Hij begint ook werktuigen te gebruiken. Het voelt alsof hij prehistorische stadia doorloopt. Ik zag eens een reportage over kraaiachtigen, die het probleemoplossend vermogen van zevenjarigen hebben. Een zwarte kauw liet walnoten van grote hoogte op een kruispunt vallen, om vervolgens met groen licht over te steken en de platgereden noten van het zebrapad te eten. Het peultje eist een lepel om mandarijnen mee te eten. Test uit wat er allemaal in een wc-rolletje past. Haalt een potlood peinzend over een papier. Ik zie hem plots verrukt in de weer met een slingerende schaar, waar hij snel op gaat liggen als hij me ziet komen. Bittere tranen van frustratie als ik het ding ontfutsel. Wanneer ik even later niet oplet bij het telefoneren ligt bij het inhaken elk voorwerp dat we ooit bezeten hebben op de grond.

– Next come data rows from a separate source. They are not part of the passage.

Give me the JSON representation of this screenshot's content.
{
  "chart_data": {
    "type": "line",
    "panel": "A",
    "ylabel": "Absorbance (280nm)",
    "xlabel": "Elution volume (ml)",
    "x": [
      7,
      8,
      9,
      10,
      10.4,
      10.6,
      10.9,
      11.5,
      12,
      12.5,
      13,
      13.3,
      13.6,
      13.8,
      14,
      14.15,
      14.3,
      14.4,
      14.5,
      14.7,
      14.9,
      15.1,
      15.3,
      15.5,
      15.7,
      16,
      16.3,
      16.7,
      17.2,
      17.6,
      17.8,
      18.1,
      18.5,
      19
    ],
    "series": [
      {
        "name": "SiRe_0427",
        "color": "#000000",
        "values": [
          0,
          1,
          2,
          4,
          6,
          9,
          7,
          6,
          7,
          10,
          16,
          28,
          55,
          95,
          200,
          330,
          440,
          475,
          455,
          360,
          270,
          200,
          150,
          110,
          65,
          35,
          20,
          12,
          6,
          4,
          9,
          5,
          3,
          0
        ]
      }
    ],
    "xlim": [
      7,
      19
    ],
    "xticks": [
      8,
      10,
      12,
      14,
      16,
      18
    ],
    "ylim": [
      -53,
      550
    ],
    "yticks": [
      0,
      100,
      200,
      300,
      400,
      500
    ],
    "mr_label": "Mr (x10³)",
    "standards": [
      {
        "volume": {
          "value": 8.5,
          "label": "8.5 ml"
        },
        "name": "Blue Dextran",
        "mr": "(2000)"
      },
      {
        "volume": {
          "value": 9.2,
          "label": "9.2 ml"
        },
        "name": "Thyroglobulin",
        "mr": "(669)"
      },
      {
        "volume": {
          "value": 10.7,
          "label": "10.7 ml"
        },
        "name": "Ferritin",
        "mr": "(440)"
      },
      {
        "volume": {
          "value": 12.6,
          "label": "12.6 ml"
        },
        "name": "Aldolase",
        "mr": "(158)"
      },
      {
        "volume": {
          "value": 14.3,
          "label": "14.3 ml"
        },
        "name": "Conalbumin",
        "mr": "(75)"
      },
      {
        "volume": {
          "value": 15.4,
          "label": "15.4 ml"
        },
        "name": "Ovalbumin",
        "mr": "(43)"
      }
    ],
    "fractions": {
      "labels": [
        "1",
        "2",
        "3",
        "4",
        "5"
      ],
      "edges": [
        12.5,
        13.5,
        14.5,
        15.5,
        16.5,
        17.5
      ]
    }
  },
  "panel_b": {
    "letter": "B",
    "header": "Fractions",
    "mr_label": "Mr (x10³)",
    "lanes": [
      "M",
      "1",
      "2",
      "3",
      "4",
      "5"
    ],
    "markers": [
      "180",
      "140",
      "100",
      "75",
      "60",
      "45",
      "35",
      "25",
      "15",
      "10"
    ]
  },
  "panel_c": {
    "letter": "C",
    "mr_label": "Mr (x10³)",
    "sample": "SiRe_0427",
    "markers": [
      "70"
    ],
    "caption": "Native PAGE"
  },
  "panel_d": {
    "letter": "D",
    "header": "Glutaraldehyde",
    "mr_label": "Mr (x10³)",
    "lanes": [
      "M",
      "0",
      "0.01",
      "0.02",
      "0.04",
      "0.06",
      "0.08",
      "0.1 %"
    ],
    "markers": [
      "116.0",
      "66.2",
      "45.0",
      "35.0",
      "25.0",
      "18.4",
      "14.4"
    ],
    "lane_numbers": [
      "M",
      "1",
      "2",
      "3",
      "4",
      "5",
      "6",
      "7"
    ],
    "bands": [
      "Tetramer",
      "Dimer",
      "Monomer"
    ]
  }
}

Hij lijkt te begrijpen wat ik zeg en daaruit te selecteren wat hij wil horen. Hij schudt heftig nee als je voorstellen doet die hem niet aanstaan. Hij zegt : dada, (soms) mama, papa (maar niet altijd tegen zijn vader), pape (pamper), papoes (tanden poetsen) en sinds kort, met zichtbare goesting: EJTEN! en WAJM! ten teken dat er geblazen moet worden. Was hij eindelijk weer gewend aan de creche na een slopende fase van verlatingsangst, moest hij verhuizen naar de peutergroep een eindje verder in de straat. Ik zet hem af, knuffel, nog één, kan niet blijven. Ik laat hem achter in de troostende armen van de verzorgster.“MAMAAAAAA” roept hij me achterna, met uitgestrekte armpjes, als een negentiende eeuws weeskind. En ik sta al weer achter de deur te luisteren, tot het overgaat.

20 januari

Categorie dingen die moeder wil vastleggen voor hij het nooit meer doet. De peuter gaat slapen en zegt (ok buldert) bij elke stap op de trap “TATAAAA!!!” tussen de treden door. Raap mij ohop.

23 januari

Het peultje heeft schijnbaar beslist dat er in 2020 niet geslapen wordt. Vocht dat vast zit in die kleine buisjes van Eustachius. Doorkomende minikiezen. Oorpijntjes. Existentiële overpeinzingen die op komen zetten tussen 2 en 4 uur ‘s nachts. Wie zal het zeggen. Moeder heeft intussen een truukje – moeder houdt hout vast- gevonden om de schreeuwbeer snel weer in slaap te krijgen. Slow dancing to the classics. Dan zet ze nauwelijks hoorbaar Sinatra op en doet een trage quickstep (een zachte stuiterbeweging lijkt essentieel). Dan heb je dat ook eens gedaan in je leven, kind, denkt moeder. Want de jeugd van tegenwoordig, slowt die eigenlijk nog? Soms ziet moeder, high van vermoeidheid en inwendig mopperend over wat een mens toch allemaal doét om gewoon te kunnen slapen, zichzelf eens bezig van bovenaf. Strangers in the night.

5 februari

De puk heeft een nieuw lievelingsliedje. Elvis de ze keer. Geen klachten. Ook al gaan die dingen steeds gepaard met een showtje, waarvoor het publiek op aangesleepte stoelen tot de laatste noot moet blijven zitten en vooral niet meezingen.De choreografie is zodanig eclectisch dat je soms eens een geïnspireerde glimp van Anne Teresa De Keersmaeker meent op te vangen. Tot het weer ontaardt in taferelen die doen denken aan de late slepende uren op de dansvloer van de jaarmarkt der plaatselijke middenstand.En moeder zit weer eens te blubberen, want de evergreen van de King lijkt misschien de beste conclusie van vijf jaar ouderschap (en mogelijk al de jaren die nog komen). Maybe I didn’t vanalles, puk, but you were always on my mind.

15 februari

Dingen die moeder zichzelf des nachts hoort mummelen in het land zonder slaap:

– Maar vriendje toch

– Doet het pijn?

– Zullen we even rechtop zitten?

– Staan?- Een beetje wiegen?

– Wat is dat toch allemaal met die tandjes.- Stoute tandjes.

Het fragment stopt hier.